While eloquent and specific in outlining economic policy in Monday's speech, Putin offered few new ideas on how he would tackle national problems. He called this year's address a continuation of last year's and said the two should be considered as a program of action for the next decade.

As in his previous addresses, Putin on Monday meticulously listed the problems facing the country, including terrorism, poverty, alcoholism, depopulation and corruption. He tried to put the problems into a historical prospective, often striking a philosophical note. He even cited two relatively little-known Russian intellectuals from the early 20th century to show that the country has faced the same problems before and to fault moral deficiencies for causing the problems.

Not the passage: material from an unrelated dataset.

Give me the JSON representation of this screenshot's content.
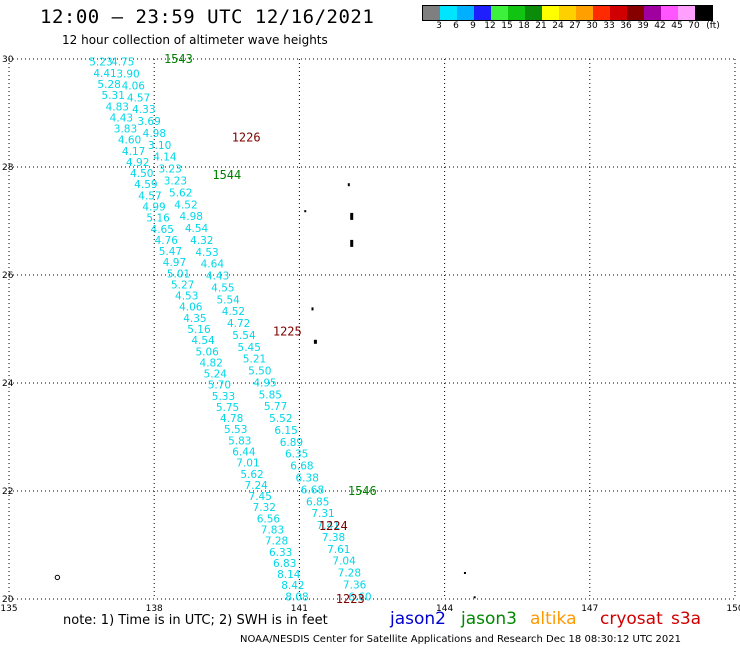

Putin sought to defend his record by blaming events that took place before his presidency. Among other things, Putin referred to the Soviet collapse in 1991 as the "largest geopolitical catastrophe of the 20th century" which led to an "epidemic of disintegrations."

He lambasted a peace accord signed by then-Chechen leader Aslan Maskhadov and Security Council chief Alexander Lebed during the rule of his predecessor, Boris Yeltsin, in 1996. In perhaps his harshest criticism of Yeltsin yet, Putin described the peace deal as an "unconditional surrender" in the wake of "terrorist intervention."

In addition, Putin pointed out that "widespread poverty became the norm" under Yeltsin, while "the economy was in a dire recess and the social sphere was paralyzed."

Putin said he has spent the past five years of his presidency "reacting" to those and other problems that he inherited. But he vowed that the time had come for a "future-oriented policy."

Putin offered only a general vision of how the country would go forward in addressing the problems. For instance, he proposed that authorities continue to battle terrorism by boosting living standards in the North Caucasus and promoting democracy there.

Putin made no mention of the clear need for an overhaul in the law enforcement community, which failed to prevent terrorist attacks such as the huge hostage-takings in Moscow in 2002 and Beslan last year. The president also failed to offer any solutions to fight poverty and depopulation apart from calls to raise the salaries of public servants and to encourage legal migration.

He did, however, offer several unorthodox methods of protecting some freedoms. He proposed empowering the largely toothless Public Chamber to oversee whether television channels were observing freedom of speech. He also offered to ensure that parliamentary factions get equal access to the media.